As with most things, I didn’t follow the recipe to a tee. However, if you want to do that, there’s a link to the Washington Post.
- 1kg tough beef, cut into inch pieces
Salt and black pepper
1/4 cup oil
4 onion, thinly sliced
2 heaped spoons of flour
1 cup red wine
6 carrots, cut into 1-inch pieces
3 clove garlic
green herbs, like parsley, rosemary, sage
- Get the oil hot in a large pot, a dutch oven if you have one. Place the chopped meat in, searing and browning the meat. Do it in batches, because it will be shit otherwise. Take each batch out and reduce to a medium heat.
- Once it’s all out, add the onion and sweat it all down. Add the flour.
- Put in the wine and boil it up, which will pull up the crispy bits from the bottom of the pot.
- Put the meat back into the mix, with the carrots. If you want to, add some beef stock.
- Cover with water. Don’t worry that it may look gross, remember it will boil down.

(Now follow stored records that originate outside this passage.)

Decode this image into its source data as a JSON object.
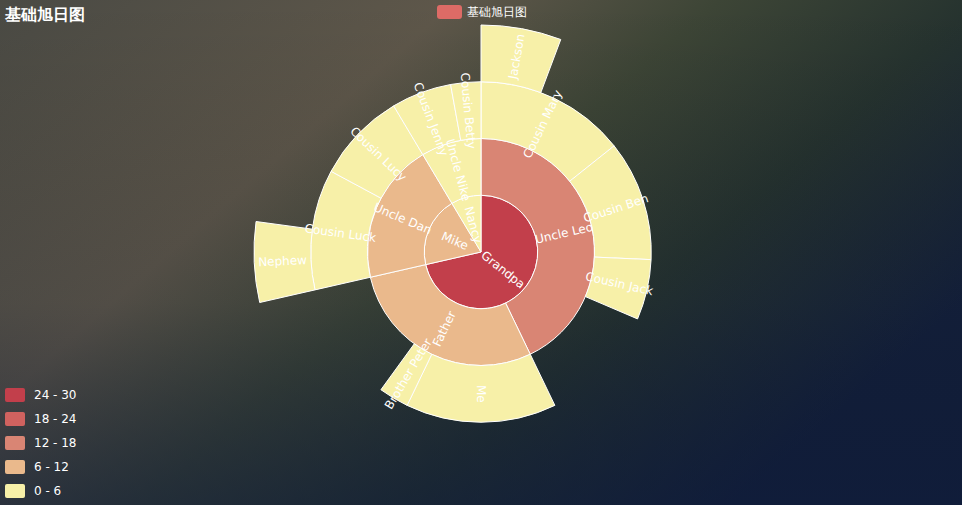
{
  "chart_data": {
    "type": "sunburst",
    "title": "基础旭日图",
    "legend": "top",
    "series": [
      {
        "name": "基础旭日图",
        "color": "#dd6b66",
        "data": [
          {
            "name": "Grandpa",
            "value": 25,
            "children": [
              {
                "name": "Uncle Leo",
                "value": 15,
                "children": [
                  {
                    "name": "Cousin Mary",
                    "value": 5,
                    "children": [
                      {
                        "name": "Jackson",
                        "value": 2
                      }
                    ]
                  },
                  {
                    "name": "Cousin Ben",
                    "value": 4
                  },
                  {
                    "name": "Cousin Jack",
                    "value": 2
                  }
                ]
              },
              {
                "name": "Father",
                "value": 10,
                "children": [
                  {
                    "name": "Me",
                    "value": 5
                  },
                  {
                    "name": "Brother Peter",
                    "value": 1
                  }
                ]
              }
            ]
          },
          {
            "name": "Mike",
            "value": 7,
            "children": [
              {
                "name": "Uncle Dan",
                "value": 7,
                "children": [
                  {
                    "name": "Cousin Luck",
                    "value": 4,
                    "children": [
                      {
                        "name": "Nephew",
                        "value": 2
                      }
                    ]
                  },
                  {
                    "name": "Cousin Lucy",
                    "value": 3
                  }
                ]
              }
            ]
          },
          {
            "name": "Nancy",
            "value": 3,
            "children": [
              {
                "name": "Uncle Nike",
                "value": 3,
                "children": [
                  {
                    "name": "Cousin Jenny",
                    "value": 2
                  },
                  {
                    "name": "Cousin Betty",
                    "value": 1
                  }
                ]
              }
            ]
          }
        ]
      }
    ],
    "color_pieces": [
      {
        "min": 24,
        "max": 30,
        "label": "24 - 30",
        "color": "#c23f4b"
      },
      {
        "min": 18,
        "max": 24,
        "label": "18 - 24",
        "color": "#d0625f"
      },
      {
        "min": 12,
        "max": 18,
        "label": "12 - 18",
        "color": "#d98574"
      },
      {
        "min": 6,
        "max": 12,
        "label": "6 - 12",
        "color": "#eab98c"
      },
      {
        "min": 0,
        "max": 6,
        "label": "0 - 6",
        "color": "#f7f0a8"
      }
    ]
  }
}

- Leave it for two hours, checking every 20 minutes. You’ll need to make sure the stew isn’t sticking to the pot’s base.
- Once it’s at the consistency you like, serve. Otherwise you can leave it to cool, put it in the fridge and eat it the next day.
I would recommend crispy roasted potatoes to go with this. Or boiled potatoes if you want to stay true to Anthony’s recommendations.
This is especially delicious during shitty weather with the fire roaring.